18 декабря 2024
USD 103 +0.09 EUR 108.34 -0.36
  1. Главная страница
  2. Статьи
  3. Сети до небес
Политика

Сети до небес

В Синьцзян-Уйгурском автономном районе Китая в 2017 году не произошло ни одного теракта. Об этом в марте заявил председатель правительства этого региона Шохрат Закир. Успех властей в борьбе с экстремизмом впечатляет. Для сравнения: в 2012‑м в Синьцзяне произошло почти 200 террористических атак. Как Пекину удалось навести порядок в неспокойном регионе и можно ли сказать, что с радикалами в СУАР покончено, разбирался «Профиль».

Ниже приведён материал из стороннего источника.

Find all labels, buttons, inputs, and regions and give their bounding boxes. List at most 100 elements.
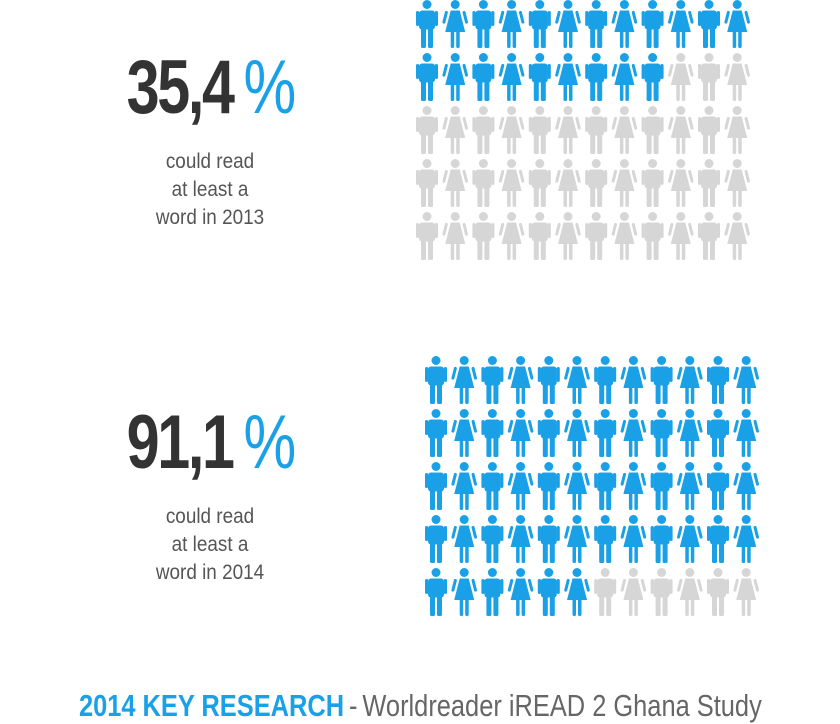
empty-female-icon (555, 159, 581, 207)
empty-female-icon (498, 106, 525, 154)
caption-line: at least a (171, 533, 249, 556)
empty-female-icon (442, 212, 468, 260)
filled-male-icon (425, 462, 447, 510)
empty-female-icon (620, 568, 647, 616)
filled-male-icon (707, 409, 729, 457)
caption-line: word in 2014 (155, 561, 265, 584)
stat-percent-sign: % (243, 45, 296, 130)
filled-female-icon (442, 53, 468, 101)
filled-male-icon (481, 568, 504, 616)
empty-female-icon (677, 568, 703, 616)
empty-male-icon (528, 106, 551, 154)
filled-female-icon (498, 53, 525, 101)
empty-male-icon (698, 53, 720, 101)
filled-female-icon (668, 0, 694, 48)
filled-male-icon (481, 356, 504, 404)
empty-male-icon (472, 159, 495, 207)
filled-female-icon (724, 0, 750, 48)
filled-female-icon (733, 462, 759, 510)
filled-male-icon (537, 568, 560, 616)
filled-female-icon (564, 515, 590, 563)
filled-female-icon (451, 515, 477, 563)
empty-male-icon (585, 106, 608, 154)
empty-male-icon (641, 106, 664, 154)
empty-male-icon (585, 212, 608, 260)
filled-female-icon (620, 356, 647, 404)
filled-female-icon (451, 409, 477, 457)
filled-male-icon (537, 356, 560, 404)
empty-male-icon (585, 159, 608, 207)
filled-male-icon (594, 515, 617, 563)
pictogram-2013 (416, 0, 750, 260)
empty-male-icon (698, 159, 720, 207)
filled-male-icon (537, 409, 560, 457)
empty-male-icon (641, 159, 664, 207)
stat-number: 35,4 (126, 45, 234, 130)
filled-male-icon (528, 0, 551, 48)
empty-male-icon (472, 106, 495, 154)
empty-female-icon (724, 159, 750, 207)
filled-male-icon (481, 462, 504, 510)
filled-male-icon (594, 462, 617, 510)
stat-block-2014: 91,1% could read at least a word in 2014 (0, 405, 420, 587)
empty-female-icon (724, 106, 750, 154)
pictogram-2014 (425, 356, 759, 616)
filled-female-icon (677, 356, 703, 404)
filled-male-icon (528, 53, 551, 101)
filled-female-icon (733, 515, 759, 563)
filled-female-icon (442, 0, 468, 48)
empty-female-icon (611, 159, 638, 207)
empty-female-icon (442, 106, 468, 154)
filled-male-icon (481, 409, 504, 457)
filled-female-icon (555, 53, 581, 101)
filled-female-icon (507, 568, 534, 616)
stat-caption-2013: could read at least a word in 2013 (21, 148, 399, 232)
filled-female-icon (564, 356, 590, 404)
filled-male-icon (707, 515, 729, 563)
stat-block-2013: 35,4% could read at least a word in 2013 (0, 50, 420, 232)
empty-female-icon (668, 159, 694, 207)
empty-male-icon (698, 106, 720, 154)
empty-female-icon (442, 159, 468, 207)
stat-value-2013: 35,4% (126, 50, 296, 126)
empty-male-icon (707, 568, 729, 616)
empty-female-icon (611, 106, 638, 154)
empty-female-icon (733, 568, 759, 616)
empty-male-icon (416, 159, 438, 207)
caption-line: word in 2013 (155, 206, 265, 229)
filled-female-icon (564, 409, 590, 457)
filled-female-icon (564, 568, 590, 616)
filled-female-icon (451, 568, 477, 616)
stat-percent-sign: % (243, 400, 296, 485)
empty-female-icon (668, 53, 694, 101)
empty-male-icon (416, 106, 438, 154)
filled-male-icon (650, 409, 673, 457)
filled-female-icon (611, 0, 638, 48)
filled-female-icon (498, 0, 525, 48)
empty-male-icon (698, 212, 720, 260)
empty-female-icon (668, 106, 694, 154)
caption-line: could read (165, 150, 255, 173)
filled-female-icon (451, 462, 477, 510)
filled-male-icon (641, 0, 664, 48)
stat-value-2014: 91,1% (126, 405, 296, 481)
filled-male-icon (416, 53, 438, 101)
filled-male-icon (425, 515, 447, 563)
empty-male-icon (528, 212, 551, 260)
footer-strong: 2014 KEY RESEARCH (78, 688, 344, 723)
empty-female-icon (611, 212, 638, 260)
filled-male-icon (481, 515, 504, 563)
filled-female-icon (620, 462, 647, 510)
filled-female-icon (555, 0, 581, 48)
filled-female-icon (611, 53, 638, 101)
filled-female-icon (507, 515, 534, 563)
filled-female-icon (733, 356, 759, 404)
footer-title: 2014 KEY RESEARCH - Worldreader iREAD 2 Gh… (0, 688, 840, 724)
empty-female-icon (668, 212, 694, 260)
filled-male-icon (698, 0, 720, 48)
filled-female-icon (564, 462, 590, 510)
empty-male-icon (650, 568, 673, 616)
filled-female-icon (507, 356, 534, 404)
filled-male-icon (472, 53, 495, 101)
empty-female-icon (555, 106, 581, 154)
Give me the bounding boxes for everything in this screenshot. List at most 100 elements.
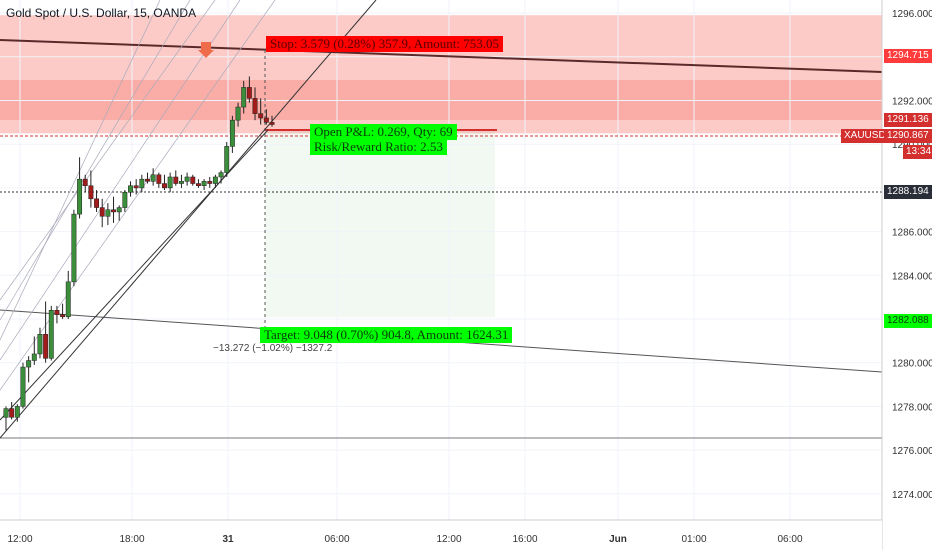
candle [99,198,105,228]
candle [37,327,43,359]
time-tick-label: Jun [609,534,627,545]
fan-line [0,0,216,301]
candle-body [150,174,156,182]
candle-body [14,406,20,418]
candle [31,336,37,365]
candle-body [246,87,252,99]
channel-line-2[interactable] [0,129,269,421]
candle-body [263,117,269,123]
candle-body [60,314,66,318]
candle [128,181,133,197]
time-tick-label: 16:00 [512,534,537,545]
time-tick-label: 12:00 [436,534,461,545]
candle [218,170,224,184]
time-tick-label: 18:00 [119,534,144,545]
entry-price-tag: 1291.136 [884,113,932,127]
channel-line-1[interactable] [0,0,377,439]
candle-body [9,408,15,418]
candle [241,80,247,114]
price-tick-label: 1296.000 [892,9,932,20]
candle-body [162,183,167,189]
candle-body [258,113,264,119]
candle-body [224,146,230,173]
price-tick-label: 1292.000 [892,97,932,108]
time-tick-label: 06:00 [777,534,802,545]
candle-body [116,207,122,213]
dotted-level-tag: 1288.194 [884,185,932,199]
candle [207,176,213,188]
arrow-down-icon [198,42,214,58]
candle [235,102,241,127]
candle [258,98,264,125]
candle [94,190,100,212]
candle-body [184,176,190,182]
candle [201,179,207,191]
time-tick-label: 06:00 [324,534,349,545]
candle [167,172,173,193]
price-tick-label: 1274.000 [892,490,932,501]
current-price-tag: 1290.867 [884,129,932,143]
candle-body [156,174,162,184]
candle [263,109,269,125]
candle [105,203,111,226]
candle [65,270,71,319]
candle-body [43,334,49,359]
target-label[interactable]: Target: 9.048 (0.70%) 904.8, Amount: 162… [260,327,513,343]
candle-body [122,192,128,208]
stop-label[interactable]: Stop: 3.579 (0.28%) 357.9, Amount: 753.0… [266,36,503,52]
price-tick-label: 1276.000 [892,446,932,457]
candle-body [252,98,258,114]
candle-body [212,176,218,184]
candle-body [54,310,60,315]
candle-body [3,408,9,418]
time-tick-label: 31 [222,534,234,545]
candle [48,305,54,361]
candle [195,179,201,188]
candlestick-series [3,76,275,431]
time-axis[interactable] [0,520,882,550]
open-pl-label: Open P&L: 0.269, Qty: 69 [310,124,457,140]
candle [133,179,139,195]
resistance-line[interactable] [0,39,883,73]
candle-body [167,176,173,189]
candle-body [173,176,179,184]
candle [14,404,20,422]
candle [252,87,258,121]
measure-label: −13.272 (−1.02%) −1327.2 [213,343,333,354]
candle [229,115,235,153]
current-symbol-tag: XAUUSD [841,129,889,143]
candle [156,172,162,188]
candle [43,301,49,363]
target-zone [265,131,495,318]
candle-body [178,181,184,184]
candle [71,209,77,287]
price-axis[interactable] [882,0,932,550]
candle [3,406,9,431]
candle-body [145,178,150,182]
stop-price-tag: 1294.715 [884,49,932,63]
candle [116,205,122,221]
candle [60,303,66,319]
candle [20,362,26,409]
price-tick-label: 1286.000 [892,228,932,239]
candle [150,168,156,186]
trend-drawings [0,0,883,439]
candle [139,174,145,193]
fan-line [0,0,241,361]
candle-body [65,281,71,318]
candle-body [94,198,100,208]
candle [246,76,252,103]
candle [54,305,60,324]
candle-body [235,106,241,121]
stop-zone [0,15,882,134]
candle-body [48,310,54,359]
candle [9,402,15,420]
candle-body [105,209,111,217]
candle-body [88,185,94,200]
candle [212,174,218,188]
candle [162,174,167,191]
symbol-title: Gold Spot / U.S. Dollar, 15, OANDA [6,6,197,20]
candle [190,174,196,186]
candle-body [207,181,213,184]
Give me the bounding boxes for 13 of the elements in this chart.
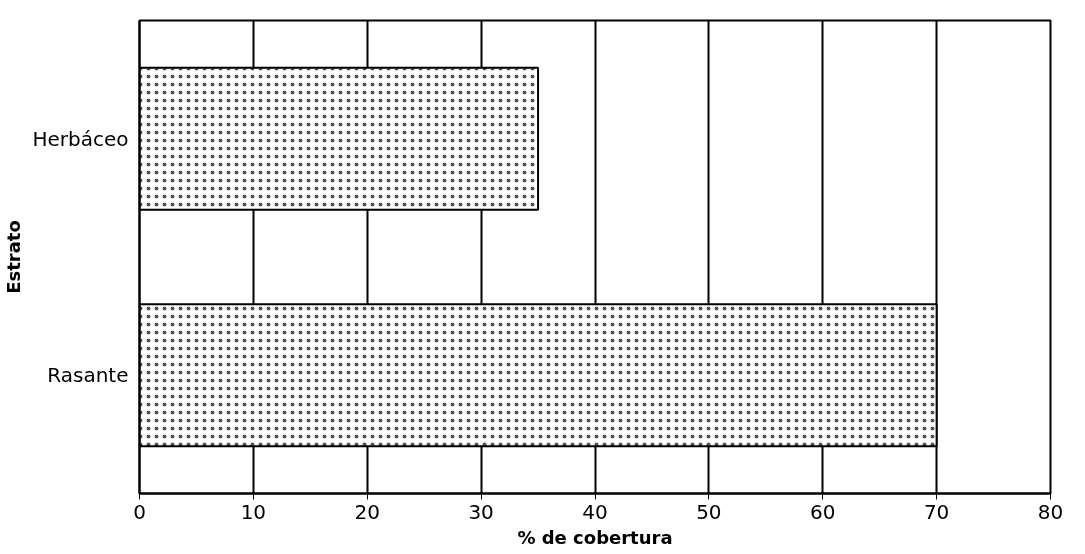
x-tick-label: 20 bbox=[354, 499, 380, 524]
x-tick-label: 30 bbox=[468, 499, 494, 524]
y-axis-title: Estrato bbox=[3, 220, 25, 294]
y-tick-label: Rasante bbox=[47, 363, 129, 388]
y-tick-label: Herbáceo bbox=[32, 126, 129, 151]
x-tick-label: 40 bbox=[582, 499, 608, 524]
x-tick-label: 70 bbox=[923, 499, 950, 524]
x-tick-label: 80 bbox=[1037, 499, 1064, 524]
x-axis-title: % de cobertura bbox=[517, 526, 673, 548]
x-tick-label: 10 bbox=[240, 499, 267, 524]
x-tick-label: 60 bbox=[810, 499, 836, 524]
x-tick-label: 50 bbox=[696, 499, 722, 524]
x-tick-label: 0 bbox=[133, 499, 146, 524]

28 октября 2013 года в Китае произошло беспрецедентное событие: в самом центре Пекина, на заполненной туристами площади Тяньаньмэнь, внедорожник врезался в толпу прохожих, сбил ограждения и взорвался. В результате пятеро человек, включая троих находившихся в машине, погибли, около 40 получили ранения. Новостные агентства облетели фотографии автомобиля, горящего на фоне парадного портрета Мао Цзэдуна. Сначала утверждалось, что инцидент был обычной аварией – водитель, дескать, потерял управление. Однако вскоре властям пришлось признать: это теракт, устроенный мусульманскими сепаратистами из расположенного на северо-западе КНР Синьцзян-Уйгурского автономного района (СУАР).

Нападение в самом сердце страны, буквально на въезде в резиденцию китайских императоров Запретный город, стало шоком для населения. Это ощущение усиливалось еще и оттого, что теракт произошел за 10 дней до важнейшего политического события в Китае – очередного пленума ЦК КПК.

Первые решения о том, что делать с растущей террористической угрозой, были приняты на этом пленуме – власти объявили о создании Совета государственной безопасности, который должен был координировать работу всех правоохранительных органов. А спустя три месяца, после того как 1 марта на вокзале в городе Куньмин восемь террористов обычными ножами за 12 минут убили 31 человека и ранили еще 143, на сессии Всекитайского собрания народных представителей (ВСНП) депутаты внесли предложения о разработке нового правоохранительного законодательства.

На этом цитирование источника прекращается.